Let’s tesselate

Bite chunks out of me
You're a shark and I'm swimming
My heart still thumps as I bleed
And all your friends come sniffing

An early start, Circle and Heathrow Express to Terminal 5. I check into the BA lounge, help myself to breakfast, and get ready for a pre-flight board meeting. It’s all so glamorous.

Airborne, I listen to The News Quiz, read Radical Focus, eat a veg curry, design a workshop, and even manage to squeeze in a movie, Churchill.

We land early and then stand around waiting impatiently for the gantry. No matter - I cruise through the Global Entry immigration channel and find the shuttle bus to the Blue Line subway station. Three stops, then Orange for one stop, then Red (over the river) for four.

Cambridge is grey and low rise. I’m soon walking down residential streets of clapboard houses. The pavements are strewn with leaves and there’s a chill promise of rain.

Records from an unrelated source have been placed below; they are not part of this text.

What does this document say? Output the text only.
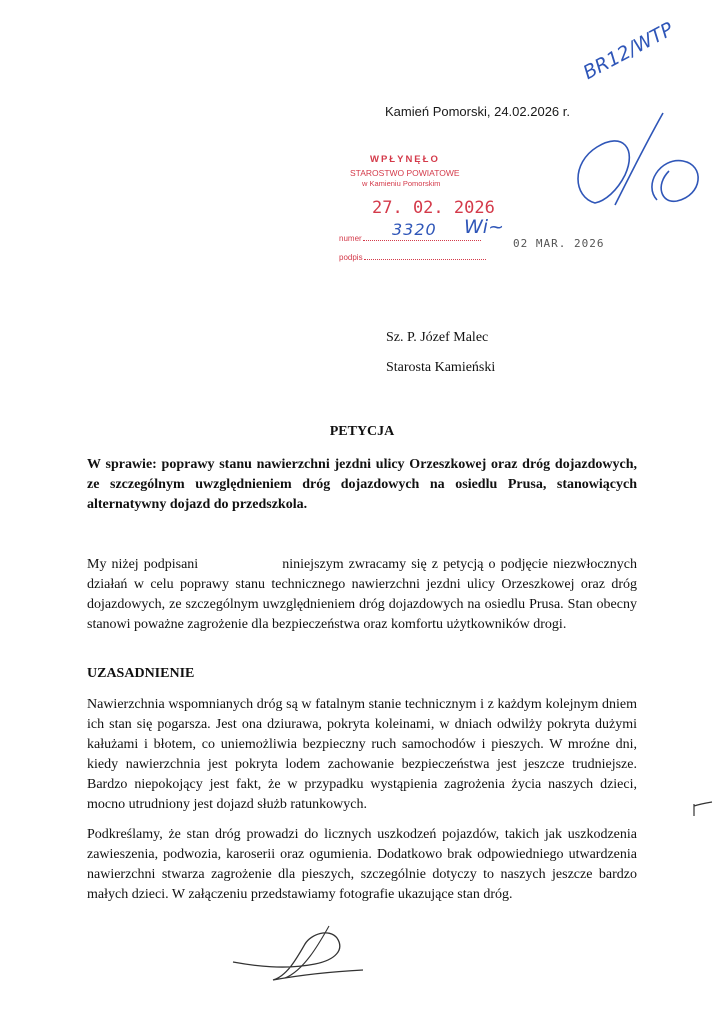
Kamień Pomorski, 24.02.2026 r.
BR12/WTP
WPŁYNĘŁO
STAROSTWO POWIATOWE
w Kamieniu Pomorskim
27. 02. 2026
numer	3320
podpis
Wi~
02 MAR. 2026
Sz. P. Józef Malec
Starosta Kamieński
PETYCJA
W sprawie: poprawy stanu nawierzchni jezdni ulicy Orzeszkowej oraz dróg dojazdowych, ze szczególnym uwzględnieniem dróg dojazdowych na osiedlu Prusa, stanowiących alternatywny dojazd do przedszkola.
My niżej podpisani	niniejszym zwracamy się z petycją o podjęcie niezwłocznych działań w celu poprawy stanu technicznego nawierzchni jezdni ulicy Orzeszkowej oraz dróg dojazdowych, ze szczególnym uwzględnieniem dróg dojazdowych na osiedlu Prusa. Stan obecny stanowi poważne zagrożenie dla bezpieczeństwa oraz komfortu użytkowników drogi.
UZASADNIENIE
Nawierzchnia wspomnianych dróg są w fatalnym stanie technicznym i z każdym kolejnym dniem ich stan się pogarsza. Jest ona dziurawa, pokryta koleinami, w dniach odwilży pokryta dużymi kałużami i błotem, co uniemożliwia bezpieczny ruch samochodów i pieszych. W mroźne dni, kiedy nawierzchnia jest pokryta lodem zachowanie bezpieczeństwa jest jeszcze trudniejsze. Bardzo niepokojący jest fakt, że w przypadku wystąpienia zagrożenia życia naszych dzieci, mocno utrudniony jest dojazd służb ratunkowych.
Podkreślamy, że stan dróg prowadzi do licznych uszkodzeń pojazdów, takich jak uszkodzenia zawieszenia, podwozia, karoserii oraz ogumienia. Dodatkowo brak odpowiedniego utwardzenia nawierzchni stwarza zagrożenie dla pieszych, szczególnie dotyczy to naszych jeszcze bardzo małych dzieci. W załączeniu przedstawiamy fotografie ukazujące stan dróg.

I check into my AirBnb, chill for a few hours, and then head back into Cambridge for a meet-and-greet dinner at Wistia. I’m very tired, and my conversational skills are dulled.

The dinner is provided by a local French restaurant, Juliet, and is themed on wild apples. The food is good, but the most interesting aspect is their varied business model (which includes demand based pricing for tables) and the no-tip, profit-share model for employees.

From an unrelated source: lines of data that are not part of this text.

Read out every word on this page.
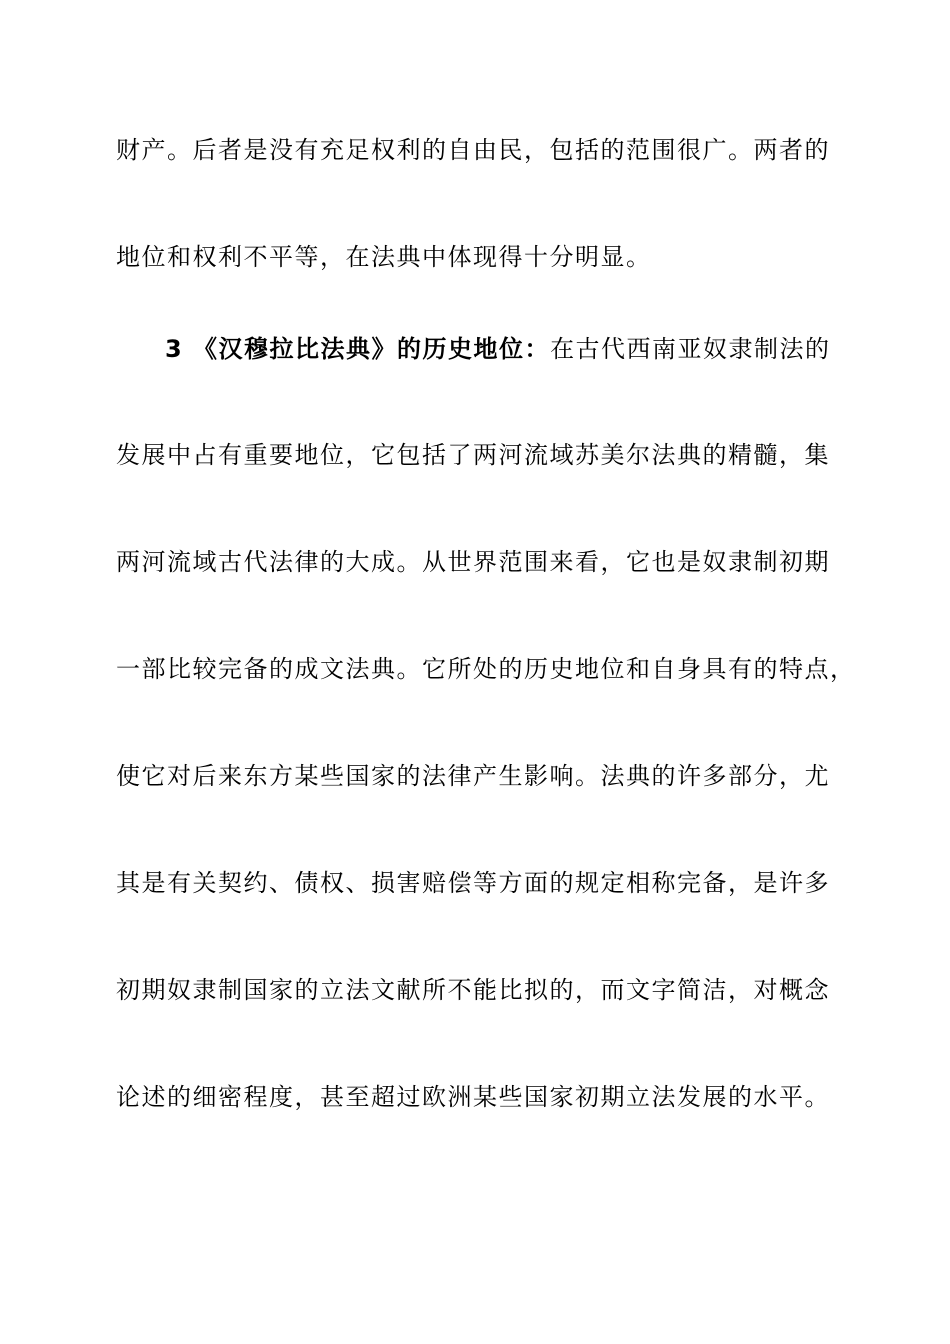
财产。后者是没有充足权利的自由民，包括的范围很广。两者的
地位和权利不平等，在法典中体现得十分明显。
3 《汉穆拉比法典》的历史地位：在古代西南亚奴隶制法的
发展中占有重要地位，它包括了两河流域苏美尔法典的精髓，集
两河流域古代法律的大成。从世界范围来看，它也是奴隶制初期
一部比较完备的成文法典。它所处的历史地位和自身具有的特点，
使它对后来东方某些国家的法律产生影响。法典的许多部分，尤
其是有关契约、债权、损害赔偿等方面的规定相称完备，是许多
初期奴隶制国家的立法文献所不能比拟的，而文字简洁，对概念
论述的细密程度，甚至超过欧洲某些国家初期立法发展的水平。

I’m at a table of six, with Chris (founder and CEO of Wistia), and four other startup founders (only one woman). - some from down the road, others from India and Mexico. Our companies vary in size from 6 to 50, and quite different sectors.

There’s a lot of business-style discussion about funding rounds, flipping, pivoting, MMR (revenue, not inoculation), options and so on. I know we’re here to ask questions and get advice, but I wonder how transferable that sort of experience actually is.

I leave early, dissolving into the dark, Massachusetts rain, recrystallising in my cozy second floor bedroom.